When Otto tries to buy some cannabis, he is confused by the variety of products and goes to Moe's. There he expresses his feelings toward the situation, and wanting to bring back the illegal drug trade, Homer, Moe and Lenny recreate it in the tavern's back room. Meanwhile, Tatum unveils "The Drederick", a cannabis resort and spa, and wants Marge to host the opening. However, he claims he cannot offer her the job because Homer is giving weed a bad image with his shop. Marge tries to convince Homer to stop, but he refuses and the two argue fiercely all night. Tatum offers Marge an alternative option: if Marge could provide evidence that Homer is serving food, the county health department will shut him down. Marge goes through with the plan, giving Homer a jar of cheese balls and encouraging him to serve some to Lenny and Krusty the Clown. When they eat some of the cheese balls, the department closes the activity, betraying Homer.

At The Drederick's opening ceremony, Homer sneaks in claiming to be Kevin Smith's father, and, supposedly drunk, upsets the influencers by revealing Marge has never tried pot herself. To save face, she tries some and feels the effects of getting high. She finds out she was deceived and that the people at Well + Good were only promoting their cannabis products as healthy as a front to get high. She attempts to counter the high by eating food, only to find out they are all laced with pot and that the napkins are potent in pot. Increasingly disoriented, she makes her way into the bathroom and is comforted by Homer, who had faked being drunk to teach her a lesson.
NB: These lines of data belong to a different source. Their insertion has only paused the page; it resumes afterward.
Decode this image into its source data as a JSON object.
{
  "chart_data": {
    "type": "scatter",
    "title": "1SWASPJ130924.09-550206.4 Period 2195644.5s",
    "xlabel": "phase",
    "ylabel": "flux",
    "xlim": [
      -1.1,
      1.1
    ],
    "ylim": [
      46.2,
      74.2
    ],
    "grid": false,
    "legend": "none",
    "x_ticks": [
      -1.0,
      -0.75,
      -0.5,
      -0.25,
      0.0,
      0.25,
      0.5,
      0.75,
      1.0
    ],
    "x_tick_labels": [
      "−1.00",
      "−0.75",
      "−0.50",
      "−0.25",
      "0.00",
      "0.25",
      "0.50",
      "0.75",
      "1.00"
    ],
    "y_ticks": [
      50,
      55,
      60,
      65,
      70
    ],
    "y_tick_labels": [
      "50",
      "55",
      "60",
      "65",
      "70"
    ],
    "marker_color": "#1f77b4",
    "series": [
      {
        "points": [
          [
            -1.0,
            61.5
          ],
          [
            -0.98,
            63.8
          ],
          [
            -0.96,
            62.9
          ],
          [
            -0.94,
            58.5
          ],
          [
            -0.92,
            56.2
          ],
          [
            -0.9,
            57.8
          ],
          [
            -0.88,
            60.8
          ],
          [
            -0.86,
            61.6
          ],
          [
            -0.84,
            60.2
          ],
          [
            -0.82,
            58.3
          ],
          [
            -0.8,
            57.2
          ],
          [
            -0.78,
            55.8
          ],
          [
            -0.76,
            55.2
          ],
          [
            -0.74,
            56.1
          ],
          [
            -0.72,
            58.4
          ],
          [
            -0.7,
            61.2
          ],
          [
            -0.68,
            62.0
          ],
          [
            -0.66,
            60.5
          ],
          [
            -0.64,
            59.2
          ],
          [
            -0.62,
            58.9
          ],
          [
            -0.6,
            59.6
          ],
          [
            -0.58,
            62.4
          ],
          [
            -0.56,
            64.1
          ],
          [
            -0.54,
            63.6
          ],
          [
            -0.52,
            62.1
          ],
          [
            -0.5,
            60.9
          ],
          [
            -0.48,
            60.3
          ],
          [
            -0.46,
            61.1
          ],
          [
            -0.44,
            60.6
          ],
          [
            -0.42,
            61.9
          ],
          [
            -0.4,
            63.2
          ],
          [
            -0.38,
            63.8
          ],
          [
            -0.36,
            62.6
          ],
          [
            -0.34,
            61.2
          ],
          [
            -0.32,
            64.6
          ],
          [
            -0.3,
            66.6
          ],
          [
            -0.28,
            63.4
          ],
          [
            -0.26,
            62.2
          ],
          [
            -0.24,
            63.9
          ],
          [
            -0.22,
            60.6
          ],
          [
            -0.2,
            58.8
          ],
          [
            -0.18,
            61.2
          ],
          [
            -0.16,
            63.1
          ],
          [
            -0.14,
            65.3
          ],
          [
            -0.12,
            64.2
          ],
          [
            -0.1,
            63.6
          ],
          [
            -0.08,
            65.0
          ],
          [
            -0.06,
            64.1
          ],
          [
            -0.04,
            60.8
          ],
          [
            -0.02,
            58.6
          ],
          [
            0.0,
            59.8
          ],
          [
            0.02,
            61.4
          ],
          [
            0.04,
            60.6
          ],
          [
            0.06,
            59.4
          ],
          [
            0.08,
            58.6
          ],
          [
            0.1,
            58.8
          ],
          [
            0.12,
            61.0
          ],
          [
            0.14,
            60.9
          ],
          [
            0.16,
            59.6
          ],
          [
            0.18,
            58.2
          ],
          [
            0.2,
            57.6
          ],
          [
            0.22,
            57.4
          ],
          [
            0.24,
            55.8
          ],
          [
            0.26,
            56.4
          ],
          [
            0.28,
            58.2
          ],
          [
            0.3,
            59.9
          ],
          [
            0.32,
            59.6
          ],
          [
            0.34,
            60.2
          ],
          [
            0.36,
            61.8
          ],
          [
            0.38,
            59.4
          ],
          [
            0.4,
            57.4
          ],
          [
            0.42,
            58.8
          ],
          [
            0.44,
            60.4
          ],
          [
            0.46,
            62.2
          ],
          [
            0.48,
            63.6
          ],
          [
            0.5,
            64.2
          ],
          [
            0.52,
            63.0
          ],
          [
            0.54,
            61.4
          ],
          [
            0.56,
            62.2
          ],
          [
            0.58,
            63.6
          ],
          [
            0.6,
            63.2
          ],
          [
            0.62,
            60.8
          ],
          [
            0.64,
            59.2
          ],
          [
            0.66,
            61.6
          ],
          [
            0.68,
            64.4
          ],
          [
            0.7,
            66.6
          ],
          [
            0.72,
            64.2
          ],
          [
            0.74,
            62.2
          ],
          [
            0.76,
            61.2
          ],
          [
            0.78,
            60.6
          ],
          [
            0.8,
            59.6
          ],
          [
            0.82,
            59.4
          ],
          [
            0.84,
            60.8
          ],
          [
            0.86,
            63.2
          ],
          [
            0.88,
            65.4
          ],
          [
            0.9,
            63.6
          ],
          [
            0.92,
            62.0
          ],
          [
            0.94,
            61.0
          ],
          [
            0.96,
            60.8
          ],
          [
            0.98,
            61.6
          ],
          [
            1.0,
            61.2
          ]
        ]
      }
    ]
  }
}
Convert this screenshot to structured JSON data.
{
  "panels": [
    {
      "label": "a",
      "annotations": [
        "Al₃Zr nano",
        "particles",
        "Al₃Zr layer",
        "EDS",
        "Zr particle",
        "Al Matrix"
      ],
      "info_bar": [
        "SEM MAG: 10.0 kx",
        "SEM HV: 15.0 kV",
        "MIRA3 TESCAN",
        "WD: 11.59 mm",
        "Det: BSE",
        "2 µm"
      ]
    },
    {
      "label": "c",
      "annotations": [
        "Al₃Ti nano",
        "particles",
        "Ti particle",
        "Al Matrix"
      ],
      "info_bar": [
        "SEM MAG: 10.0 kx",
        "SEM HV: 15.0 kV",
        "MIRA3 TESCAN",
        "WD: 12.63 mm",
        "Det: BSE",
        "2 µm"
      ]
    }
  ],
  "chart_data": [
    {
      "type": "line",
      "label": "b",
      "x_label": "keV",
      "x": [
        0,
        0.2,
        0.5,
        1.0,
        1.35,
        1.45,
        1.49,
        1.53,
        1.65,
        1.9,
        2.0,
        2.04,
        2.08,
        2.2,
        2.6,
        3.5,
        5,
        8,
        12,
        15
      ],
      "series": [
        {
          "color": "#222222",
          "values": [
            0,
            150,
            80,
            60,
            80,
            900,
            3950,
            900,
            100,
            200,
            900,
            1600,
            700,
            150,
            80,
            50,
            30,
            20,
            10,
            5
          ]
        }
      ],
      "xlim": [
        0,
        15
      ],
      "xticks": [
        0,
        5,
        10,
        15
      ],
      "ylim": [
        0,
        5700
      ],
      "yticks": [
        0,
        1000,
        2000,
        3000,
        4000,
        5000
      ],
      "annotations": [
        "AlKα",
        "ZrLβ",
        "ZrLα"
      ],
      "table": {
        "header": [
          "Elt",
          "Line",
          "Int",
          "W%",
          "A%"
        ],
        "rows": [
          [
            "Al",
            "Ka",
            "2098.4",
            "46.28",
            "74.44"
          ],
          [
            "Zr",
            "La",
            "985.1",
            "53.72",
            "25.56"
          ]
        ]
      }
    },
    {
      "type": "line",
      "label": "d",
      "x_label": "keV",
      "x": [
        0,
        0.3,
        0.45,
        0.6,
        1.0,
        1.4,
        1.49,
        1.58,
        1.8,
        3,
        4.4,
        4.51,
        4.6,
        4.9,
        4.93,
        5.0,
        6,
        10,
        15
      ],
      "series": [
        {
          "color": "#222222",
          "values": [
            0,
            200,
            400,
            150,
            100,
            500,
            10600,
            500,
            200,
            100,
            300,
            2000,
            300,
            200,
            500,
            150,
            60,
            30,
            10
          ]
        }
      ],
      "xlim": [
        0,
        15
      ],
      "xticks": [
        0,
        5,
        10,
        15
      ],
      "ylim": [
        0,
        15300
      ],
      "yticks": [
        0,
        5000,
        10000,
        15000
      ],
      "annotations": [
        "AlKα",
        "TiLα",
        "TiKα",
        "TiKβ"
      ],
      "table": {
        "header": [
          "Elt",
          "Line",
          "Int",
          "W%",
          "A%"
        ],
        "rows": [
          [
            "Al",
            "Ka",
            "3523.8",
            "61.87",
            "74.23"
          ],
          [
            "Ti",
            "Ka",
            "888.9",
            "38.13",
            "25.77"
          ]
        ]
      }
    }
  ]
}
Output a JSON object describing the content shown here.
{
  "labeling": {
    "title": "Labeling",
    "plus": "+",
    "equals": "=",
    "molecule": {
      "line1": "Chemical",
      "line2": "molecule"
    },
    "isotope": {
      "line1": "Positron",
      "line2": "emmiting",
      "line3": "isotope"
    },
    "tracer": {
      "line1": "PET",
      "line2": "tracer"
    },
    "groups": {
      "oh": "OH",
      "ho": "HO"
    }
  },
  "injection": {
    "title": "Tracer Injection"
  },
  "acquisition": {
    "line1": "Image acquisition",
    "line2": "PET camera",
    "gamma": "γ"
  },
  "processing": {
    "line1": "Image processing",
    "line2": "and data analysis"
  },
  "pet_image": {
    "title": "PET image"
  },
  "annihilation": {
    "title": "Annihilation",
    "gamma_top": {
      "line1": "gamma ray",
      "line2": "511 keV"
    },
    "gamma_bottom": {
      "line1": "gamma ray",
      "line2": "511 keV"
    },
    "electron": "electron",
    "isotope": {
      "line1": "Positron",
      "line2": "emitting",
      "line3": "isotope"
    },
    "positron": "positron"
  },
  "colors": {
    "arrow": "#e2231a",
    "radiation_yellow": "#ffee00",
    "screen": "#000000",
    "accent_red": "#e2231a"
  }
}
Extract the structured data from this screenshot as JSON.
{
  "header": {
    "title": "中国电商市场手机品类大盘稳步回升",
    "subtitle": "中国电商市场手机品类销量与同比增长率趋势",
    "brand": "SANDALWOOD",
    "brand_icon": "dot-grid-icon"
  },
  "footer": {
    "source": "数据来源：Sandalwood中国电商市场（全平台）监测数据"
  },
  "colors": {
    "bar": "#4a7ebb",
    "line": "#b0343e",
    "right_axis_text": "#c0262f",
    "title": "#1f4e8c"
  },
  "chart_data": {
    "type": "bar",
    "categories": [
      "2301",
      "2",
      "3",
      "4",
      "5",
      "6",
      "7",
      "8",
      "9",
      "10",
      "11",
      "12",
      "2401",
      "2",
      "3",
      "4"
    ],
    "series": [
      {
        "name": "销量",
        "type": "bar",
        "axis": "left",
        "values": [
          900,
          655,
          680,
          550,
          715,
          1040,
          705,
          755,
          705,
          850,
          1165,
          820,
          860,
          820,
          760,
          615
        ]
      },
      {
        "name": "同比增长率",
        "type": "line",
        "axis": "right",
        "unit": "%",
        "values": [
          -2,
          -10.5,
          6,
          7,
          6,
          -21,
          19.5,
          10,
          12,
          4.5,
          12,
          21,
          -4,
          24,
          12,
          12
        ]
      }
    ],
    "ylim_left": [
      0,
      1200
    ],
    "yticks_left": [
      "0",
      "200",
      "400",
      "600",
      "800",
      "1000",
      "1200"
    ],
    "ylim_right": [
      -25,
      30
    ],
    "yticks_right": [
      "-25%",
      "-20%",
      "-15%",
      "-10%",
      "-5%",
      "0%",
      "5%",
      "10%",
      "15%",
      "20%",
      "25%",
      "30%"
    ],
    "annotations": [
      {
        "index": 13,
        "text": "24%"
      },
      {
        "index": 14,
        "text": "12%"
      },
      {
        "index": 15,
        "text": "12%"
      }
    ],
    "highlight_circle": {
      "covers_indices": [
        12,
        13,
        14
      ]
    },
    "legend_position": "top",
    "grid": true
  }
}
After Marge's bad experience with cannabis, she apologizes to Homer for ratting him out; he also apologizes for ruining the one place that made her feel special. As Marge is still feeling weird from her high, Homer tries to make it up to her by lighting a joint, which turns out to be an electronic cigarette that explodes and causes a chain reaction that destroys the resort completely.

In the end, Well + Good closes down and the city declares cannabis outlawed in an emergency law. However, Lisa points out that with the loss of the tax money, Maggie's preschool will soon be shut down.

==Production==
In January 2020, Kevin Smith announced that he would be guest starring as himself in an episode of The Simpsons. Billy Porter played Desmond, the Well + Good store manager, and Chelsea Peretti played Lauren, a saleswoman at the store. Peretti guest starred as a different character last season.

==Reception==
===Viewing figures===
The episode earned a 0.6 rating and was watched by 1.66 million viewers, which was the most watched show on Fox that night.

===Critical response===
Dennis Perkins of The A.V. Club gave this episode a B, stating that "Now that the legal pot business is here to stay...that the Simpsons (family and series) would incorporate it into the sweep of shenanigans, adventures, and whatnot feels, well, organic. And the script for ‘Highway To Well,’ credited to the always-welcome Carolyn Omine, does an admirable job of making the marijuana element (underrated dispensary name) feel right at home as just another excuse for Homer and Marge's differences to bubble to the surface, rather than reeking with ‘very special episode’ staleness or sensationalism. As things turn out, legalized pot is just another new development in American society that reveals the characters, in a more or less satisfying manner."

Tony Sokol of Den of Geek gave this episode 3.5 out of 5 stars. He felt the jokes would not work in the future when marijuana would not be taboo for the next generation.